Espinosa thrived in school, but “there was also the reality that there weren’t many people who looked like me,” he says. Homesick for a shared culture, he joined UCSF’s Voces Latinas group, and later attended a National Association of Hispanic Nurses (NAHN) conference, which changed his life. “To see RNs like myself – but also Latinx nurses in research and academia – as doctors of nursing practice was so inspiring,” Espinosa says. He joined the organization on the spot.

Until recently, Espinosa served as NAHN’s San Jose chapter president, and he’s now a national-board member, working with Kaiser Permanente and other health care organizations to increase Latinx recruitment and mentoring a new generation of Latinx nursing students. “A lot of students tell me, ‘I thought I was the only one,’ or ‘You guys understand me,’” he says of guiding students through the same challenges he faced. “Hearing those comments over and over never gets old.”

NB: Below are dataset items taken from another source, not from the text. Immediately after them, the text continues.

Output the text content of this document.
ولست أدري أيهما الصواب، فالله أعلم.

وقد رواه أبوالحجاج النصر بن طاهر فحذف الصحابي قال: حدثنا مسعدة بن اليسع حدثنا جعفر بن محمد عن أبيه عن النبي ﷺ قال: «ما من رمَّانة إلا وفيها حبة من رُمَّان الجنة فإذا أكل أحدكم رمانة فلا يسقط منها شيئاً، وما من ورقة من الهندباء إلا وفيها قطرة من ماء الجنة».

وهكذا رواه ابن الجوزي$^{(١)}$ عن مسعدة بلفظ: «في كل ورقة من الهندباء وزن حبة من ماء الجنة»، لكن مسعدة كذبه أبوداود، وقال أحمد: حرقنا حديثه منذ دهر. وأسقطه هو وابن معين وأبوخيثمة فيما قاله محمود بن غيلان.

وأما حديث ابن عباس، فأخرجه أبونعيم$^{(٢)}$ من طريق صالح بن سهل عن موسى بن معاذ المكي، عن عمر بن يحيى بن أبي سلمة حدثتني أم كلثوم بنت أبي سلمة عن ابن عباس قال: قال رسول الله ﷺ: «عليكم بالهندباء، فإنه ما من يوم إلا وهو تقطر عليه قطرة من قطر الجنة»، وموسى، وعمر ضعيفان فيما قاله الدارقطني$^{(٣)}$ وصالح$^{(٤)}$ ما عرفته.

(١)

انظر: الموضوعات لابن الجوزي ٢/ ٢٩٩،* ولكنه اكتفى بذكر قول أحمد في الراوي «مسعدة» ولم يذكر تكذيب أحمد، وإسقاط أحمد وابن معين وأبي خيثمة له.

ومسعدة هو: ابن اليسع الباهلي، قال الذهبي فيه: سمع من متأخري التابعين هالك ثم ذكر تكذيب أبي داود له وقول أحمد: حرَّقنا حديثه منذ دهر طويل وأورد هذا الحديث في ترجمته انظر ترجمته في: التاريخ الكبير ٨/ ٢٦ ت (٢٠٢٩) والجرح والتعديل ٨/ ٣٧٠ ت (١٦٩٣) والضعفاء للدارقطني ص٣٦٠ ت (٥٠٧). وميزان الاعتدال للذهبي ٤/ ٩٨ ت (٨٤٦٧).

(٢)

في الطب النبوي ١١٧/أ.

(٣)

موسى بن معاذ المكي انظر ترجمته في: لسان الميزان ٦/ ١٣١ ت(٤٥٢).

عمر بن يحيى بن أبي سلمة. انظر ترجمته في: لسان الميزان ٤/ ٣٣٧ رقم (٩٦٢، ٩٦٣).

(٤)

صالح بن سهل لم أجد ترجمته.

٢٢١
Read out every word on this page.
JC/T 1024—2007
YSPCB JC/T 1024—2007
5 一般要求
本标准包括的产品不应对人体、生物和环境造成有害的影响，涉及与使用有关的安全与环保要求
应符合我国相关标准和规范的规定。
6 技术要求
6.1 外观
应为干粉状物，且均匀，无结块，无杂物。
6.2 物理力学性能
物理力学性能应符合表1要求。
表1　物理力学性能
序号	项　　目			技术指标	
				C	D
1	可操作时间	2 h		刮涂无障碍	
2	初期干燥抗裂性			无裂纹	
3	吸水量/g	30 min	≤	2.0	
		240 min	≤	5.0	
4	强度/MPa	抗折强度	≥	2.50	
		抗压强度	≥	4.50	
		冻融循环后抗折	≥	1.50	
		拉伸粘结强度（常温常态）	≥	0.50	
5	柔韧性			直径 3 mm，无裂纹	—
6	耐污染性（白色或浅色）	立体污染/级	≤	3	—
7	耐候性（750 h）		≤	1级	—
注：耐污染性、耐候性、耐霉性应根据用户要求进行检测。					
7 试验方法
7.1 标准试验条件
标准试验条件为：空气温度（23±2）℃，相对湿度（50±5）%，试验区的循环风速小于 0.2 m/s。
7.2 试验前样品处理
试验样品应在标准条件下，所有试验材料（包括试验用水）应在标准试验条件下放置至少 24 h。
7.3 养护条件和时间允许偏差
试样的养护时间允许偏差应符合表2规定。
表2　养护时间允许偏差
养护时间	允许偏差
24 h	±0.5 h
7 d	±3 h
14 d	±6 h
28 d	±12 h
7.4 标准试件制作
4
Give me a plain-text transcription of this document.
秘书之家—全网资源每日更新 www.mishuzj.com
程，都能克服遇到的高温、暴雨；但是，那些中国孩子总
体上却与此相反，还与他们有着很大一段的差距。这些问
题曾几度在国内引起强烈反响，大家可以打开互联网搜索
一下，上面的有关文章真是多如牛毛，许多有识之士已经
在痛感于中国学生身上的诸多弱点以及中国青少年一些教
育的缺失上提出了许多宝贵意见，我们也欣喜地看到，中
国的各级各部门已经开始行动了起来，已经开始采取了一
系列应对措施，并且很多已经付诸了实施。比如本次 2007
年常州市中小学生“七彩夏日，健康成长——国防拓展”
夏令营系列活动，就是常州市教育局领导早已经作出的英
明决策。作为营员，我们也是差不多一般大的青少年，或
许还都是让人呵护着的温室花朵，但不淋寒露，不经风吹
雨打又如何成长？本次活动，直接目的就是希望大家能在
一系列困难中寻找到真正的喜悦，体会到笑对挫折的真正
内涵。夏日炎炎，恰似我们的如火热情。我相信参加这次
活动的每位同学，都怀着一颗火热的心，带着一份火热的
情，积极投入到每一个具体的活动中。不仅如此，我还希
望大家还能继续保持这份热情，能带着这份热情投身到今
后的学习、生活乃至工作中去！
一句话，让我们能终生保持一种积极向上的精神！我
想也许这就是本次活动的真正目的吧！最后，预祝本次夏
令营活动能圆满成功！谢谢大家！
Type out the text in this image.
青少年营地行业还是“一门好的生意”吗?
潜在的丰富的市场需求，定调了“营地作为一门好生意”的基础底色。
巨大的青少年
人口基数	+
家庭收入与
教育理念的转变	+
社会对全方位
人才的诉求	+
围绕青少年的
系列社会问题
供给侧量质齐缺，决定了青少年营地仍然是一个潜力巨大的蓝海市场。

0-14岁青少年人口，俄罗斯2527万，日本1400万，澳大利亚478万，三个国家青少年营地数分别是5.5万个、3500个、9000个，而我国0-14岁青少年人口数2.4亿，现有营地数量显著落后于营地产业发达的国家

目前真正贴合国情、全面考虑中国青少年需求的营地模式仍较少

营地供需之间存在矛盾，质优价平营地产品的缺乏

By age 30, Espinosa had a satisfying career and a personal life supported by a close-knit community of family and friends, all of whom lovingly accepted his identification with the LGBTQ community. So at 31, he turned his energies outward. He and some friends built a relationship with a local domestic violence shelter, eventually forming the nonprofit Supernova Foundation. Espinosa added a scholarship to benefit breast cancer awareness in the Latinx community to honor Modesta Longoria, his beloved aunt, who died of the disease at age 47.

Espinosa’s deep well of caring comes from his parents, who, having grown up as farmworkers, taught him to value education and pay forward the support others gave him. And, he says, it comes from his Auntie Modesta. “When she was sick, she made me promise: ‘Treat your patients like you would familia – with all the love and care you’re giving me,’” he recounts. “I’ve kept that promise.”

Adrian Espinosa won a 2020 UCSF Campaign Alumni Award in “The Pathfinders” category. “The Pathfinders” Alumni Award honors individuals who have graduated or completed training within the last 10 years and are relentless in their pursuit of new ideas that push the boundaries of science and health care.